The Chief Design Officer argues that “our insights are informed based on [customers’] behaviours and … not necessarily what they tell us in focus groups, but it’s the observation of their behaviours in their environment that we try to design around."

According to the Digital Director, its designers “are looking for opportunity wherever it exists, and not just looking for obvious places where the business would like to look.”

The group sees design also as a way to create a more emotional connection with customers and, in the words of the Group Design Director, to provide services that customers want as well as ones “they didn’t know they needed”. For example, the company is currently exploring biometric technology.

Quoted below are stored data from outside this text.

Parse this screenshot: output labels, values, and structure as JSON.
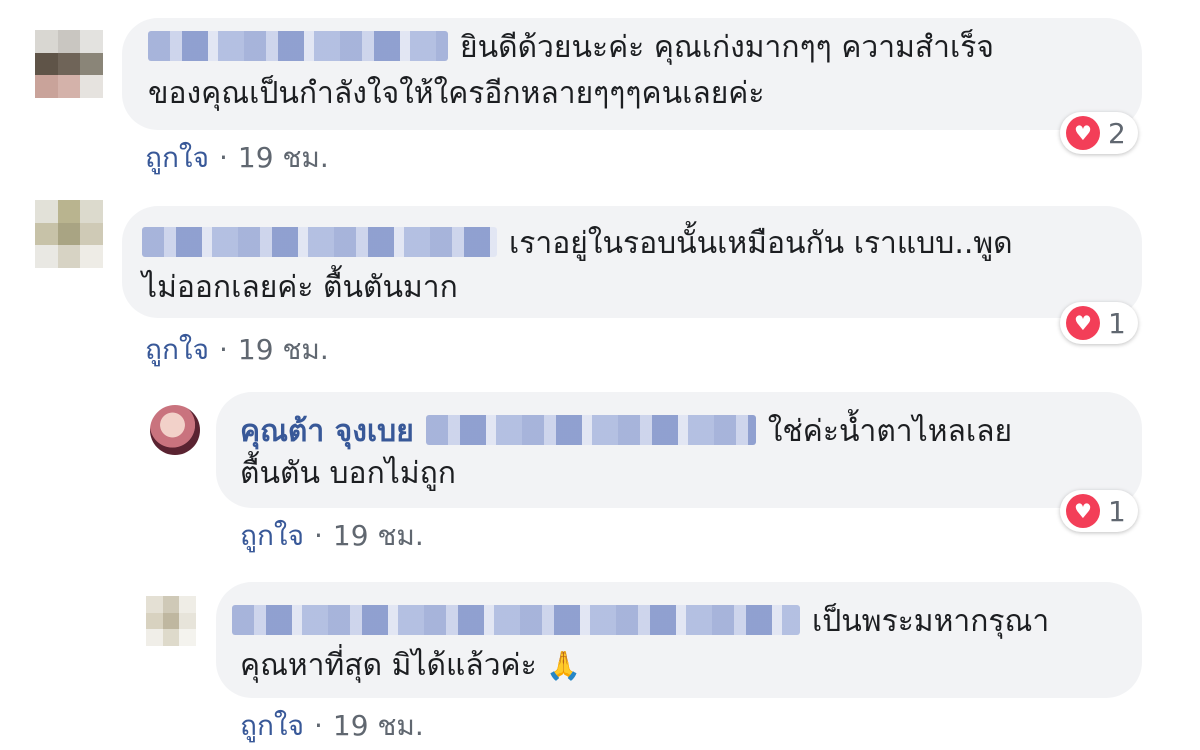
{
  "comments": [
    {
      "text": "ยินดีด้วยนะค่ะ คุณเก่งมากๆๆ ความสำเร็จ",
      "text2": "ของคุณเป็นกำลังใจให้ใครอีกหลายๆๆๆคนเลยค่ะ",
      "like_label": "ถูกใจ",
      "sep": "·",
      "time": "19 ชม.",
      "reactions": "2",
      "avatar_colors": [
        "#d9d7d2",
        "#c9c6c1",
        "#e3e2df",
        "#5f5448",
        "#6f6458",
        "#8a8578",
        "#c9a39a",
        "#d4b2aa",
        "#e6e3df"
      ]
    },
    {
      "text": "เราอยู่ในรอบนั้นเหมือนกัน เราแบบ..พูด",
      "text2": "ไม่ออกเลยค่ะ ตื้นตันมาก",
      "like_label": "ถูกใจ",
      "sep": "·",
      "time": "19 ชม.",
      "reactions": "1",
      "avatar_colors": [
        "#e2e1d8",
        "#b9b48f",
        "#dcdacd",
        "#c7c2a8",
        "#a9a483",
        "#cfcab6",
        "#e9e8e3",
        "#d7d3c4",
        "#eeece6"
      ]
    },
    {
      "author": "คุณต้า จุงเบย",
      "text": "ใช่ค่ะน้ำตาไหลเลย",
      "text2": "ตื้นตัน บอกไม่ถูก",
      "like_label": "ถูกใจ",
      "sep": "·",
      "time": "19 ชม.",
      "reactions": "1"
    },
    {
      "text": "เป็นพระมหากรุณา",
      "text2": "คุณหาที่สุด มิได้แล้วค่ะ",
      "like_label": "ถูกใจ",
      "sep": "·",
      "time": "19 ชม.",
      "avatar_colors": [
        "#e4e0d4",
        "#cfc9b7",
        "#efede6",
        "#d8d2c0",
        "#bfb7a0",
        "#e7e4da",
        "#f0eee8",
        "#dedacb",
        "#f4f3ee"
      ]
    }
  ],
  "colors": {
    "bubble_bg": "#f2f3f5",
    "link": "#385898",
    "meta": "#606770",
    "heart": "#f33e58"
  },
  "icons": [
    "heart-reaction-icon",
    "folded-hands-emoji"
  ]
}
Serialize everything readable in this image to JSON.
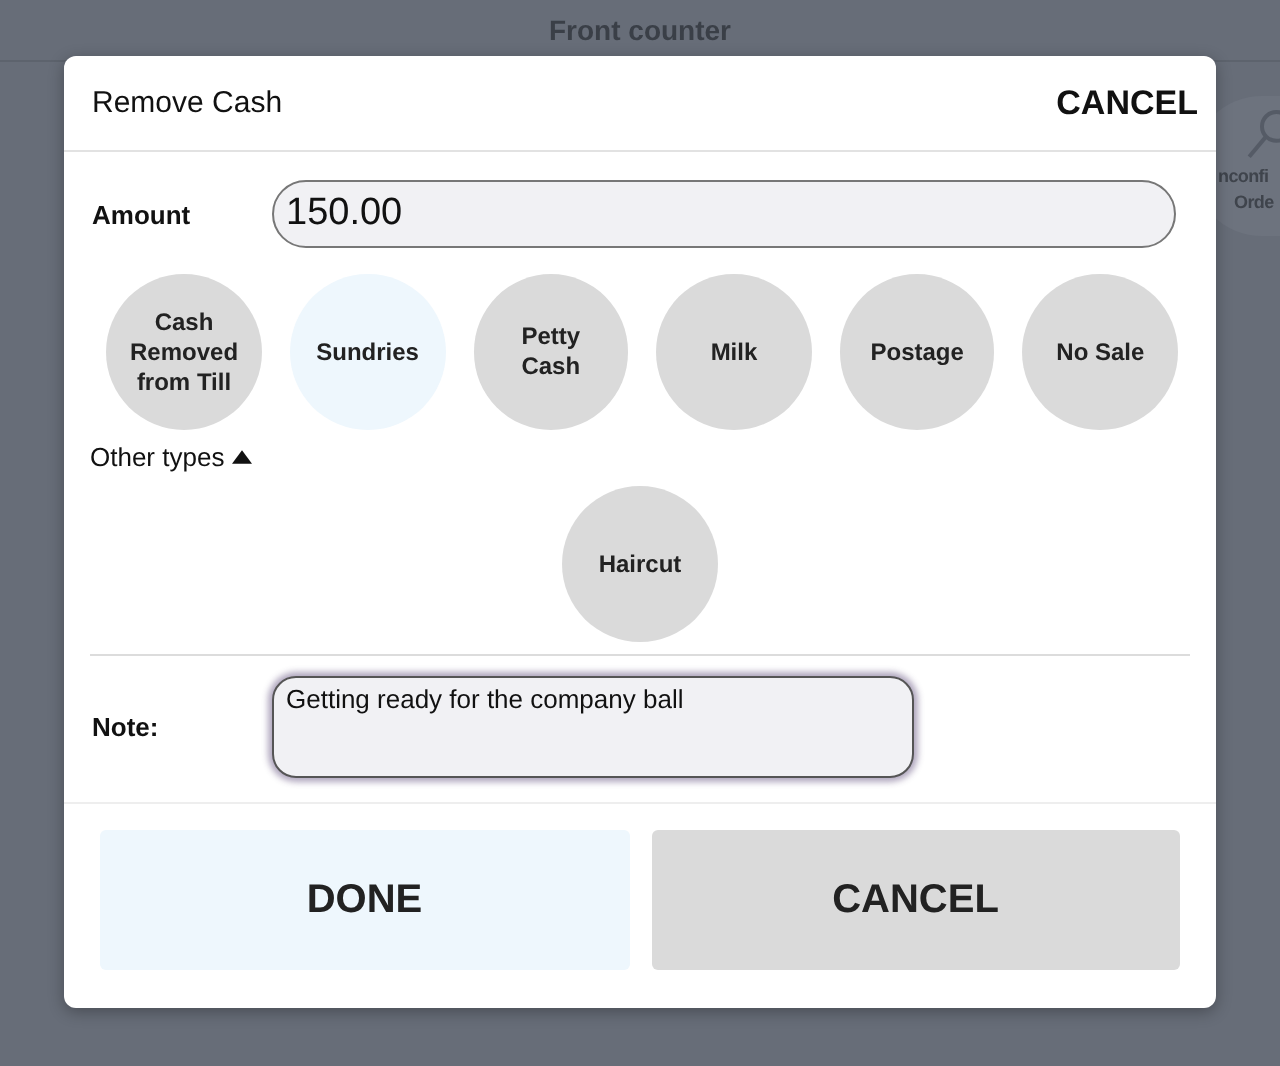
{
  "background": {
    "title": "Front counter",
    "side_button": {
      "lines": [
        "nconfi",
        "Orde"
      ]
    }
  },
  "dialog": {
    "title": "Remove Cash",
    "header_action": "CANCEL",
    "amount": {
      "label": "Amount",
      "value": "150.00"
    },
    "types": [
      {
        "label": "Cash Removed from Till",
        "selected": false
      },
      {
        "label": "Sundries",
        "selected": true
      },
      {
        "label": "Petty Cash",
        "selected": false
      },
      {
        "label": "Milk",
        "selected": false
      },
      {
        "label": "Postage",
        "selected": false
      },
      {
        "label": "No Sale",
        "selected": false
      }
    ],
    "other_types": {
      "label": "Other types",
      "expanded": true,
      "items": [
        {
          "label": "Haircut",
          "selected": false
        }
      ]
    },
    "note": {
      "label": "Note:",
      "value": "Getting ready for the company ball",
      "focused": true
    },
    "buttons": [
      {
        "label": "DONE",
        "kind": "primary"
      },
      {
        "label": "CANCEL",
        "kind": "secondary"
      }
    ]
  }
}
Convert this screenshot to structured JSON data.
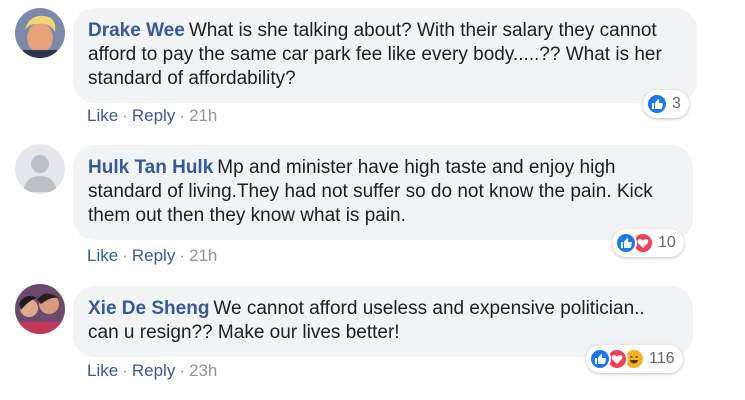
{
  "comments": [
    {
      "author": "Drake Wee",
      "text": "What is she talking about? With their salary they cannot afford to pay the same car park fee like every body.....?? What is her standard of affordability?",
      "actions": {
        "like": "Like",
        "reply": "Reply",
        "time": "21h"
      },
      "reactions": {
        "types": [
          "like"
        ],
        "count": "3"
      }
    },
    {
      "author": "Hulk Tan Hulk",
      "text": "Mp and minister have high taste and enjoy high standard of living.They had not suffer so do not know the pain. Kick them out then they know what is pain.",
      "actions": {
        "like": "Like",
        "reply": "Reply",
        "time": "21h"
      },
      "reactions": {
        "types": [
          "like",
          "love"
        ],
        "count": "10"
      }
    },
    {
      "author": "Xie De Sheng",
      "text": "We cannot afford useless and expensive politician.. can u resign?? Make our lives better!",
      "actions": {
        "like": "Like",
        "reply": "Reply",
        "time": "23h"
      },
      "reactions": {
        "types": [
          "like",
          "love",
          "haha"
        ],
        "count": "116"
      }
    }
  ],
  "colors": {
    "link": "#385898",
    "meta": "#90949c",
    "bubble": "#f2f3f5",
    "like": "#1877f2",
    "love": "#f33e58",
    "haha": "#f7b125"
  },
  "separator": "·"
}
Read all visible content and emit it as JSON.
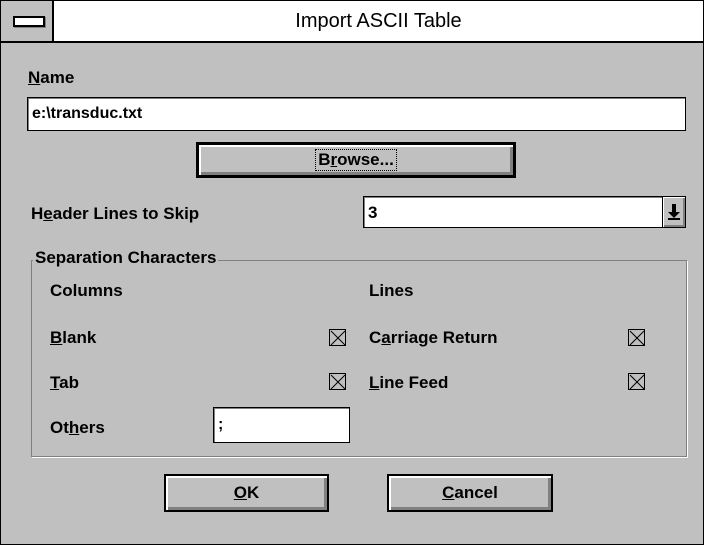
{
  "window": {
    "title": "Import ASCII Table"
  },
  "name": {
    "label": "Name",
    "hotkey": "N",
    "value": "e:\\transduc.txt"
  },
  "browse": {
    "label": "Browse..."
  },
  "header_lines": {
    "label_pre": "H",
    "label_hot": "e",
    "label_post": "ader Lines to Skip",
    "value": "3"
  },
  "separation": {
    "title": "Separation Characters",
    "columns_heading": "Columns",
    "lines_heading": "Lines",
    "blank": {
      "hot": "B",
      "rest": "lank",
      "checked": true
    },
    "tab": {
      "hot": "T",
      "rest": "ab",
      "checked": true
    },
    "others": {
      "pre": "Ot",
      "hot": "h",
      "post": "ers",
      "value": ";"
    },
    "carriage_return": {
      "pre": "C",
      "hot": "a",
      "post": "rriage Return",
      "checked": true
    },
    "line_feed": {
      "hot": "L",
      "rest": "ine Feed",
      "checked": true
    }
  },
  "ok": {
    "hot": "O",
    "rest": "K"
  },
  "cancel": {
    "hot": "C",
    "rest": "ancel"
  }
}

Banking is not an industry one would typically associate with design. However, the financial crisis, and the introduction of new regulations and technological innovations are changing a fairly inward looking and commoditised industry.

In this scenario, Barclays took the decision to aim to be the most design focused and technologically cutting-edge bank in order to deliver the best products, services and experiences for its clients and customers in a rapidly changing world.

For a company like Barclays, the brand is what customers experience when they interact with the bank. According to the Group Design Director, it is very important for a brand to “come alive in … your experience patterns and your design language ... That really has to be thought through. There’s a real art to that.

Therefore, design plays an important role in creating the products, the services and the experiences that the brand is built on. In the words of the Chief Design Officer, “marketing officially owns and protects the brand, but we work intimately with them to ensure that our design language, our design thinking, our design process fits intimately with the overall brand at Barclays.”

The choice to invest in design and technology was strongly influenced by positive experiences gained in the bank’s retail segment, and the appointment of Antony Jenkins – previously Chief Executive of Retail and Business banking – as Group Chief Executive.

According to the Chief Design Officer, “the thing that sets Barclays apart at the moment is, all the way to the top, to the CEO, [people are] embracing the entrepreneur start-up approach in which design plays a fundamental role. Such support is demonstrated through active engagement in projects."

According to the Chief Design Officer, investing in design and focusing on improving customer experiences can lead to higher net promoter scores, which, in turn, drive higher income and reduce complaints, thereby lowering costs. For example, the Barclays Mobile Banking App net promoter score has been steadily climbing upwards and “that’s simply by bringing the retail and cards experience together in a brilliant experience and design for the customer in a mobile banking application that’s seamless and easy for them to use.”

Barclays Pingit is a mobile payment service that allows customers to send and receive money using a mobile phone number. Traditionally, a waterfall method would have been followed to create this product, starting from technical requirements and sequentially working on design, implementation and verification, culminating with the launch of a product inclusive of all features.

However, such a process would have been too time consuming in this instance. Therefore, as the Head of Design says, the development team thought: “What if we did it differently? What if we did it like a start-up? What if we said: you don’t have to work on anything else, just Pingit? And you’re going to roll up your sleeves and sit at the same table with the operations guy and the coder and the developers and the marketing guys? We’re all going to sit together and make decisions and build this product.”

This more collaborative approach allowed a much faster time to market. Interestingly, despite tight deadlines, the development was much more grounded in customer insight than usual.

Pingit has now been downloaded 2 million times, has won over 20 awards for innovation in the banking space and is proving a commercial success. It has also enhanced the brand through delivering a differentiating, innovative service for customers that makes their lives easier.